Wisely, Giles seemed to realize that Buffy was not going to calm down until she was sure he was okay. Which was true. “All right,” he said. “Hospital it is. I think you’ll probably have to drive.”

Giles did kind of have a concussion. “Sorry,” said Buffy, touching the little decorative Band-Aid at his temple. “Does it hurt?”

“A bit more when you do that,” said Giles through gritted teeth. When Buffy removed her hand, though, he smiled a little, then tucked a strand of hair behind her ear. “How are you?”

“Uh, not concussed, so pretty good,” said Buffy, shrugging.

Giles gave her a Look.

Buffy exhaled. “I feel bad about hitting you,” she said. “Like, I did it at the time ‘cause you hurt me so much, but I don’t think I ever wanted you just as hurt as I was. I thought I did, for a second, but I…really don’t.”


“Because it hurt a lot, Giles,” said Buffy seriously. “I wouldn’t wish that on anyone.”

Giles swallowed, and looked down.

Buffy hesitated, then sat down next to him on the bed, resting her head on his shoulder. She felt Giles start a little, but he didn’t push her away, which felt like an okay sign. “You’re gonna take the day off tomorrow, right?” she said. “Take it easy?”

“I really don’t know how to do that,” said Giles.

Buffy considered. “I’ll make my mom take care of you,” she said decisively.

“Buffy, I don’t think that’s a good idea,” said Giles in a strangled tone of voice.

“At some point,” said Buffy, “I will figure out why you and her have been weird about each other ever since, like, October. And you can bet on that.”

“I really wouldn’t like to,” said Giles.

“C’mon, Giles!” Buffy persisted, turning her head a little so that she was looking up at him. He had that look on his face—the pursed lips that meant he was uncomfortable, but the warm eyes that meant he liked seeing her happy—and it made her feel like maybe, at some point, they might be able to figure out how to be okay with each other again. “I’m your daughter! That’s why you got fired from the Council, right? And family doesn’t keep secrets from each other.”

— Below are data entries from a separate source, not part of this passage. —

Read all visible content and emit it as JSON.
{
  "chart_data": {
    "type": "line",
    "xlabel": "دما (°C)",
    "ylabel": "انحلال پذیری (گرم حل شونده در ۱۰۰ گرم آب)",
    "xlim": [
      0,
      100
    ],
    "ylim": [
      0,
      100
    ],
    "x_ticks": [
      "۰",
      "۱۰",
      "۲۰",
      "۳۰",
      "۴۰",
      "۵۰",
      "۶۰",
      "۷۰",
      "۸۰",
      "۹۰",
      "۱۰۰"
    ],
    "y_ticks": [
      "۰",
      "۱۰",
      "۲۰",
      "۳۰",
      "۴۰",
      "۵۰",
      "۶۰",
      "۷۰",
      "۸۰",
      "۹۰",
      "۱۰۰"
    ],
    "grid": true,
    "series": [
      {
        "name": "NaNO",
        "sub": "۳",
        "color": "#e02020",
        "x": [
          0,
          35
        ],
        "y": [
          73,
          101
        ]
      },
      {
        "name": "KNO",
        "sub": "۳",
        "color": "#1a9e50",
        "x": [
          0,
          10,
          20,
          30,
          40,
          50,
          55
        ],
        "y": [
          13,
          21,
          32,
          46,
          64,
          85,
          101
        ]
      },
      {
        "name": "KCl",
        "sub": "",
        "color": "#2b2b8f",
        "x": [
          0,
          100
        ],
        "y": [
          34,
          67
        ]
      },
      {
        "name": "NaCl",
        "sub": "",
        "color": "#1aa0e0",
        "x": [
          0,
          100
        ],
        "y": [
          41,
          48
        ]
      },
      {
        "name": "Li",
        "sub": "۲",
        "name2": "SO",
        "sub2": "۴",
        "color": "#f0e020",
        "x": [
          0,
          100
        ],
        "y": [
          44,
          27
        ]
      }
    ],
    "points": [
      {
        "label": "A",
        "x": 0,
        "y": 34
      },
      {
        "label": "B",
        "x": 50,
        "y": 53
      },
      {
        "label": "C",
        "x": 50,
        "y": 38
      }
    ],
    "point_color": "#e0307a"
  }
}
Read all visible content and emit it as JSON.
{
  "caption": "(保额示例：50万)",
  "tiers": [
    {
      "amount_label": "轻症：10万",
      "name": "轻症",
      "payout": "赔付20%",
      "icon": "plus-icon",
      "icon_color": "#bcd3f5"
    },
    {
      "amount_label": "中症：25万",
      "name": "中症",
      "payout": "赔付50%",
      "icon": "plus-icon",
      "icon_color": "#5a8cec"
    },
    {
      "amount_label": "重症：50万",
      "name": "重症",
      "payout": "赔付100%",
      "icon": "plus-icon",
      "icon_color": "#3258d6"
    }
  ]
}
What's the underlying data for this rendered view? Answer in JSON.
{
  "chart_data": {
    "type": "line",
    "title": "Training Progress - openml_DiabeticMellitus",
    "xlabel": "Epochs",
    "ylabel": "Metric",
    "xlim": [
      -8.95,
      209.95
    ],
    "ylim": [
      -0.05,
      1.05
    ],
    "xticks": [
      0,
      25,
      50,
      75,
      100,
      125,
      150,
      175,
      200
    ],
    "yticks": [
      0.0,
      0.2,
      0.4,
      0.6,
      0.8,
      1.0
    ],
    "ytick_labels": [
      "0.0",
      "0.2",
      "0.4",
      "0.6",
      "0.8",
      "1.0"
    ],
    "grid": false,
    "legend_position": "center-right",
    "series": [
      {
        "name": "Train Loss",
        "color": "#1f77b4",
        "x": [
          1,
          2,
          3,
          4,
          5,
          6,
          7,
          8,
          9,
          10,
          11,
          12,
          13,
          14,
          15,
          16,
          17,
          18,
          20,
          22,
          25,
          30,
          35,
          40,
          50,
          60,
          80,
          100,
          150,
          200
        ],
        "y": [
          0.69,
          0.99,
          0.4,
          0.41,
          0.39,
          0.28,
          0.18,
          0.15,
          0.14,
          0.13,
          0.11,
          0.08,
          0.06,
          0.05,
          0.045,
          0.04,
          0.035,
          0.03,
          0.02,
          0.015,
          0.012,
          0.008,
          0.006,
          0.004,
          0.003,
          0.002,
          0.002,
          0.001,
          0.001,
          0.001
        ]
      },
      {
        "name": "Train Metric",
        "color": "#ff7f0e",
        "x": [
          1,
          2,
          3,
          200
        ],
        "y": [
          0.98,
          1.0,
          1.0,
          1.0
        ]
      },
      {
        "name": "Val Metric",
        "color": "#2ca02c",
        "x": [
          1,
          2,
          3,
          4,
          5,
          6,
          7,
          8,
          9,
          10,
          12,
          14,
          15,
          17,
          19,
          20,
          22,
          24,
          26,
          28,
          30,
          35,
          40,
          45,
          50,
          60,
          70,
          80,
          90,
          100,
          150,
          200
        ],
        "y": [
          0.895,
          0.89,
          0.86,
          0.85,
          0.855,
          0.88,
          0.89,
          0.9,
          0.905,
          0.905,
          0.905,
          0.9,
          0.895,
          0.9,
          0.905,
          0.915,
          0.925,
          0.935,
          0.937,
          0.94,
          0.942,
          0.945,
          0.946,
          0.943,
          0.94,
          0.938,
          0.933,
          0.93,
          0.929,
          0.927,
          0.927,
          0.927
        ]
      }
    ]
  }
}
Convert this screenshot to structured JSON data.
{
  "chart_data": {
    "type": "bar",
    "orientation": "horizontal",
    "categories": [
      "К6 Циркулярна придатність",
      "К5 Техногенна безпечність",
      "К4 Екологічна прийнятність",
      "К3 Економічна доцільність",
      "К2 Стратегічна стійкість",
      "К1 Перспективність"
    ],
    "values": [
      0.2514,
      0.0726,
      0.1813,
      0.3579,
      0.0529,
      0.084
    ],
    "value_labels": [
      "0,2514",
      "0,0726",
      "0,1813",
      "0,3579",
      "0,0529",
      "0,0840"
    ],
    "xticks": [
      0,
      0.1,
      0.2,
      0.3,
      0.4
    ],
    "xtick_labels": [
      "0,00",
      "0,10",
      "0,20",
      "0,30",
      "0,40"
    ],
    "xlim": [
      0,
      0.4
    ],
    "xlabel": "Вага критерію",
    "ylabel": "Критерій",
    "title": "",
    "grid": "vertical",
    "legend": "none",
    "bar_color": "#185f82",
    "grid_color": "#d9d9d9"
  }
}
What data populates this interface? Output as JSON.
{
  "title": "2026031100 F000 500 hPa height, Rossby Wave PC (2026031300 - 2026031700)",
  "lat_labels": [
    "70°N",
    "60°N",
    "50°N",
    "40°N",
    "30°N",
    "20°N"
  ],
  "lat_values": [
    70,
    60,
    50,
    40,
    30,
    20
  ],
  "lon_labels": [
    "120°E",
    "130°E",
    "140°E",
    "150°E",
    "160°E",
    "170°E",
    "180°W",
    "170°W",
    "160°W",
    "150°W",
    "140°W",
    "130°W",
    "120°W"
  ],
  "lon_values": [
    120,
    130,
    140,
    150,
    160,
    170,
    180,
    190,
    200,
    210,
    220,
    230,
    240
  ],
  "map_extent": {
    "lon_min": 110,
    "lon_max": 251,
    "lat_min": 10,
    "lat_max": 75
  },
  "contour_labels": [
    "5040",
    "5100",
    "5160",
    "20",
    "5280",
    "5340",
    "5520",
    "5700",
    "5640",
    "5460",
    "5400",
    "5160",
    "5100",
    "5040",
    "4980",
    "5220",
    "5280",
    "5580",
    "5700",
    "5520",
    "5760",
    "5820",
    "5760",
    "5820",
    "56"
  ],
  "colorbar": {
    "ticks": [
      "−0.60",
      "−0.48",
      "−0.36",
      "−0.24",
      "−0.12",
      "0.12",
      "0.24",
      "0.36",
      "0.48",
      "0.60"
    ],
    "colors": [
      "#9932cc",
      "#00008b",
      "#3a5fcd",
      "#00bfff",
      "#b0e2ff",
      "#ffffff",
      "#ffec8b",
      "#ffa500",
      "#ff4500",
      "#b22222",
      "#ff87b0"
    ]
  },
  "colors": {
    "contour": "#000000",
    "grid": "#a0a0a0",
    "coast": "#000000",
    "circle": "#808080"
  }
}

Giles opened his mouth, and then stopped, and Buffy saw that his eyes were bright with tears. He pulled her into a crushing hug, and she had to remind herself—Slayer strength, Slayer strength—because all she wanted to do was hug him back as tightly as she could. She let out a breath, instead, hiding her face in his overcoat, tightly gripping his lapels. It felt like she was a little kid again.

Giles pulled back, hand cupping her face. “I will never again prioritize my skewed beliefs over your welfare and your safety,” he said, quiet and solemn, the same way he always made the promises they both knew he would die before breaking. “Never, Buffy.”

Trembling, Buffy bumped her forehead against his. I love you, she thought, but was almost too scared to say it—and how messed up was that? That the only way she could admit Giles’s importance to her was when she was aiming to hurt?

“I love you very much,” said Giles.

Buffy let her face fall forward, hiding it again in the crook of Giles’s neck. The jagged, painful ache in her chest—it wasn’t gone, exactly, but his words had dulled it. Softened it. “Don’t ever do something like that to me again,” she said quietly, even though he’d already promised he wouldn’t. “Never, okay?”

“Never,” said Giles again. “Not ever. I swear it.”